[As I have mentioned, I am currently curating an 8-week writing group (Flywheel) to encourage others. Each week there is a topic to write on. This week's topic is "letter writing" (fiction or non-fiction). I am posting my own letter below.]
I want to start off this letter by acknowledging my unabashed love for you. You have been good to me and faithful for so very long. I do not recall our first meeting and I am sorry for that; my memory had not yet formed though I am almost certain you were introduced by my mother as a step toward what she referred to as “real food”. Having been weaned weeks prior to our paths crossing-cast aside and spurned by my first love- your timing was impeccable. And so you were proposed as one of many steps forward. But I never moved on from you. I stayed put, never finding anything better in the solid foods than that which my hungry lips were first offered.
Though my parents saw you as my habit early on, I knew better. You were my friend and my lover. They limited my consumption until, at the age of 5, I became a vegetarian. As their concern with my low caloric intake grew, I was allowed to eat anything. And I chose you most every time.
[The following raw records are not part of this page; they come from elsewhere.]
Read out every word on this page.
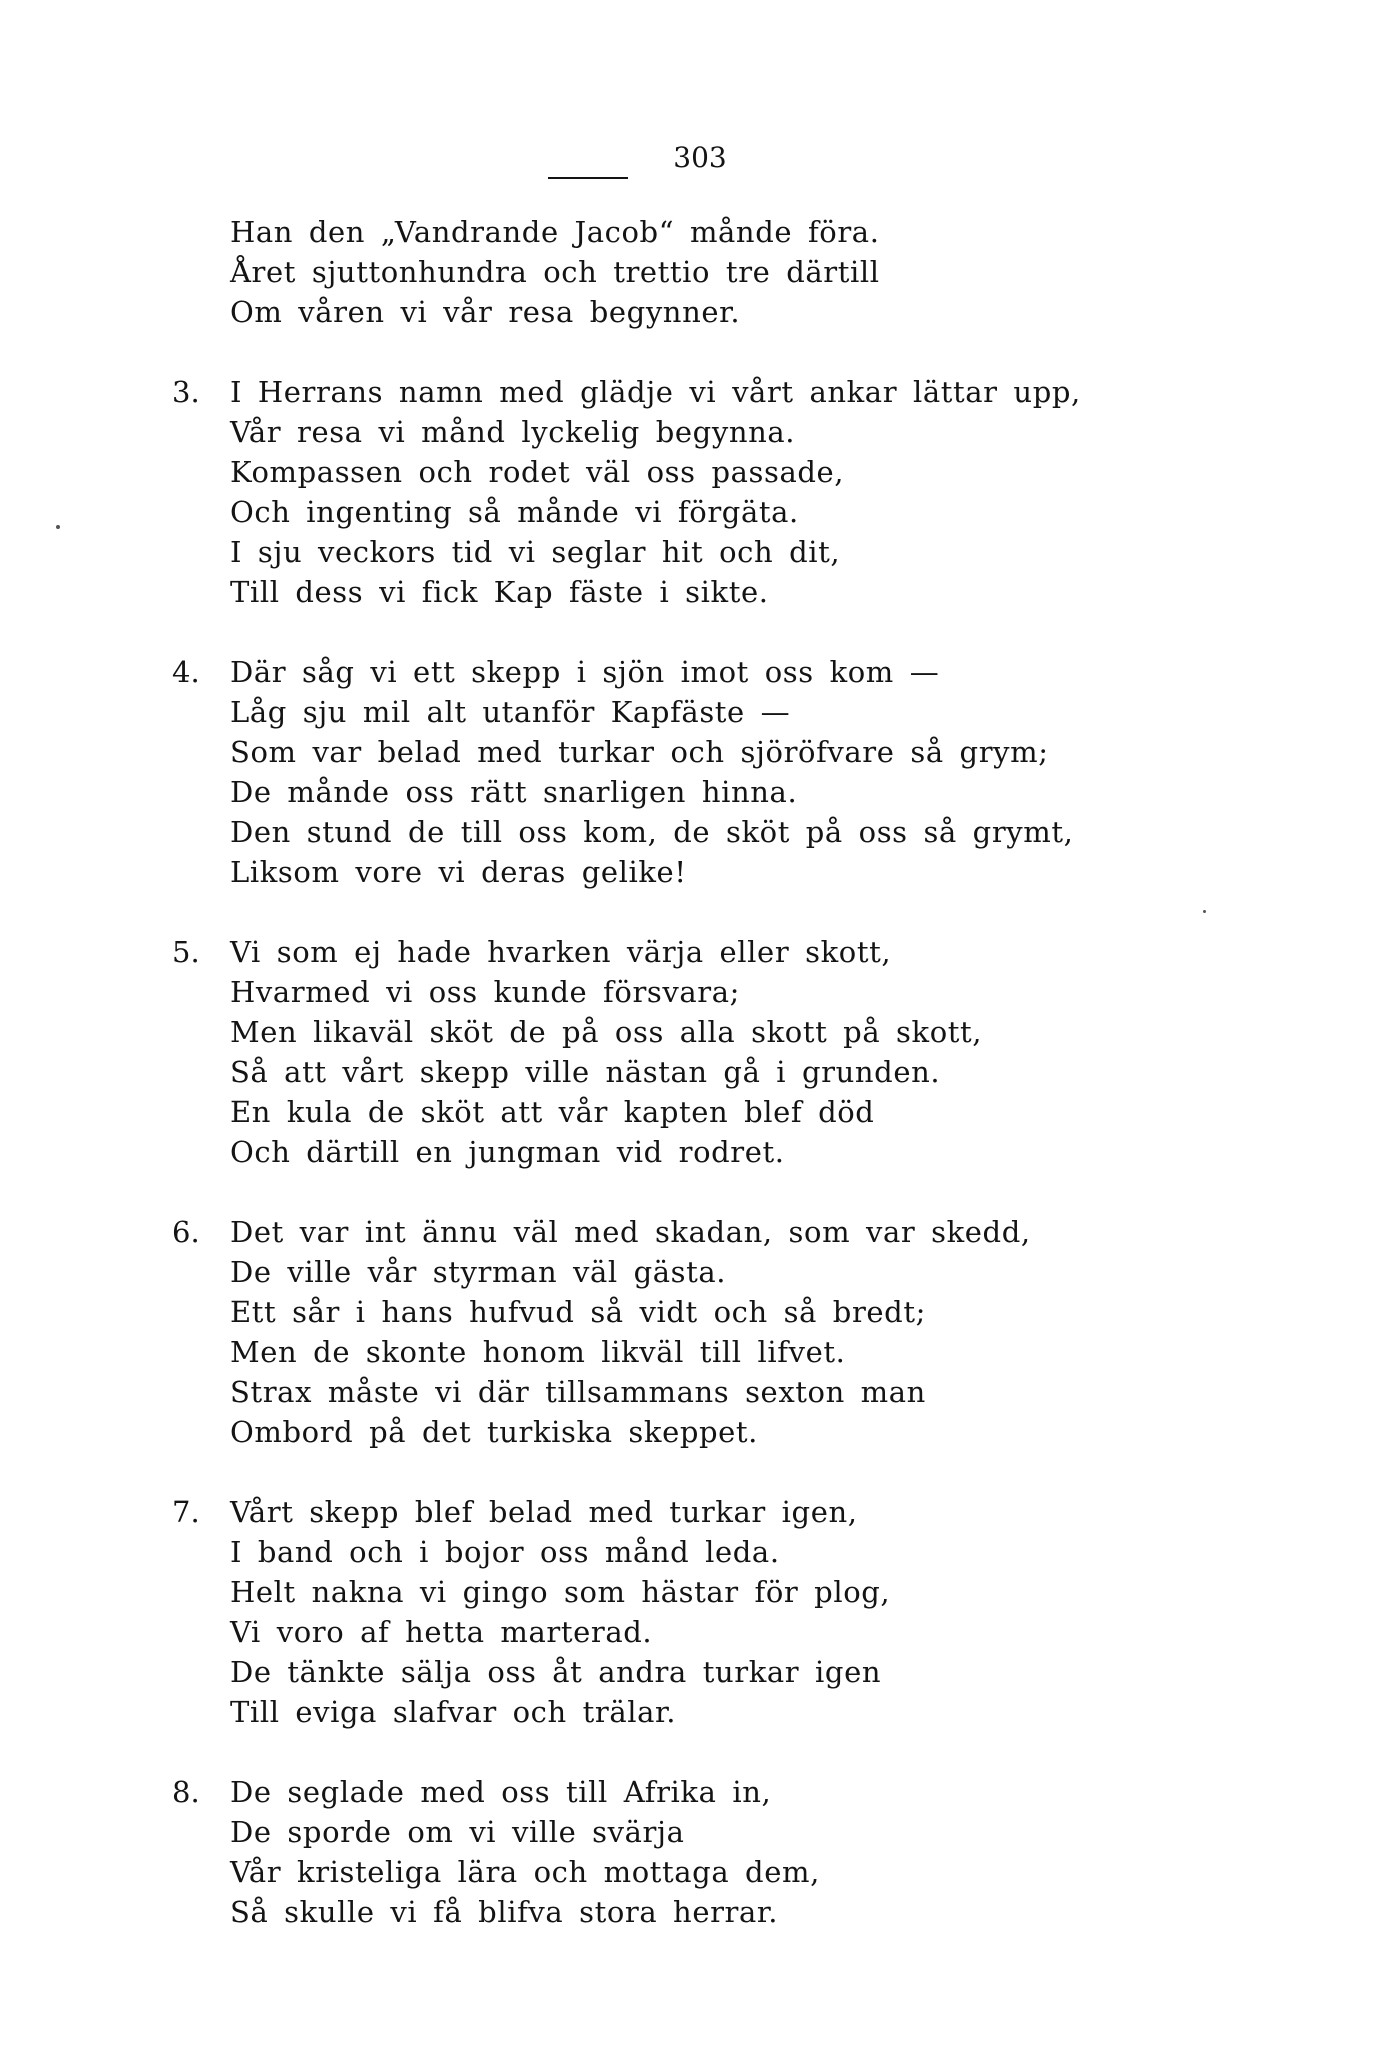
303
Han den „Vandrande Jacob“ månde föra.
Året sjuttonhundra och trettio tre därtill
Om våren vi vår resa begynner.
3. I Herrans namn med glädje vi vårt ankar lättar upp,
Vår resa vi månd lyckelig begynna.
Kompassen och rodet väl oss passade,
Och ingenting så månde vi förgäta.
I sju veckors tid vi seglar hit och dit,
Till dess vi fick Kap fäste i sikte.
4. Där såg vi ett skepp i sjön imot oss kom —
Låg sju mil alt utanför Kapfäste —
Som var belad med turkar och sjöröfvare så grym;
De månde oss rätt snarligen hinna.
Den stund de till oss kom, de sköt på oss så grymt,
Liksom vore vi deras gelike!
5. Vi som ej hade hvarken värja eller skott,
Hvarmed vi oss kunde försvara;
Men likaväl sköt de på oss alla skott på skott,
Så att vårt skepp ville nästan gå i grunden.
En kula de sköt att vår kapten blef död
Och därtill en jungman vid rodret.
6. Det var int ännu väl med skadan, som var skedd,
De ville vår styrman väl gästa.
Ett sår i hans hufvud så vidt och så bredt;
Men de skonte honom likväl till lifvet.
Strax måste vi där tillsammans sexton man
Ombord på det turkiska skeppet.
7. Vårt skepp blef belad med turkar igen,
I band och i bojor oss månd leda.
Helt nakna vi gingo som hästar för plog,
Vi voro af hetta marterad.
De tänkte sälja oss åt andra turkar igen
Till eviga slafvar och trälar.
8. De seglade med oss till Afrika in,
De sporde om vi ville svärja
Vår kristeliga lära och mottaga dem,
Så skulle vi få blifva stora herrar.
Getting out of bed was never hard for me as I knew you would be there waiting to be poured into a plastic bowl (I was yet to discover that glass bowls suited you better) and covered with copious amounts of dairy. In fact, there have been many seasons of milk product variance- from parental controls of skim milk all the way through the days when dad was convinced that unprocessed-farm milk, straight from the udder, was the better option. The milk mattered not. It was needed, but peripheral of you, the true north of my desire. Milk is our third wheel. One we gladly allowed to come along, but these were our moments together- milk just happened to be there.
Though there have been varying phases of sugar content, each option has been welcomed with open arms and scooped hand-to-mouth with the same affection and indiscretion- charms and oats alike. Who can forget the college days of discovery whereby Cap’n Crunch became a staple and I broke free of the oppressive rhetoric that you were reserved for breakfast.
And it was you who kept me regular. You who tirelessly worked to keep my bowels moving. I am clockwork; and you have always ensured the clock was wound. I think this virtue of yours is oft overlooked- as though we have grown too pretentious to acknowledge that you do what eggs or pancakes never could. Everyone agrees that the first meal of the day is also the most important. And that must feel good for you to hear as I know you can feel as though you are undervalued and overlooked.
It is all this history and the vast storage house of shared memories that make this letter so hard to write. Because I am saying goodbye. I know I have threatened and balked before, but this is the end of us and I am sorry it has come to this. I never saw the day coming and now that it is here, I must say the thought of mornings without you frightens me more than I let on.
It’s just that I am thirty-six now; closer to fifty than twenty. My metabolism is waning and with the kids, I can no longer head out for jogs as I once could. I have skimped on lunch and dinner in order to let you hang around for long enough. And we both know that I unable to reserve my passions and just partake of your fiber-filled morsels of goodness for one or two days a week. I have a problem and cold turkey will be the only way to an end.
The price of our encounters have risen in costs faster than inflation and the cheapish, generic versions of you have never sufficed. Besides, I have tired of the looks that I get when I mention you in public. This has been a problem for us since I turned 8 and try as you may to convince me that Presidents partake, I still feel foolish.
I don’t know what I will eat instead. Weight loss and withdrawals are a real possibility, but a road I am willing to walk to be rid of you. Who knows, maybe my recovery will be one that encourages other entrapped within the amorous arms of flakes and frosting. Admittedly, I may still indulge in reading the back of your box in the morning, as I have never had to face my family at the breakfast table and do not know what that may be like.
So, I am unsure of how to end this letter to you as we know that these sort of things are never easy. I will see you in the smiles of my children as they grow up knowing you for themselves. But I must move on to bagels, grapefruits and oatmeal now. I wish that I could stay young forever as you have somehow managed to do.
May the wind be at your back Snap & Crackle.
Pop, you were always my favorite.
You will always be with me in my heart
as well as in the muffin top that spills out over my belt.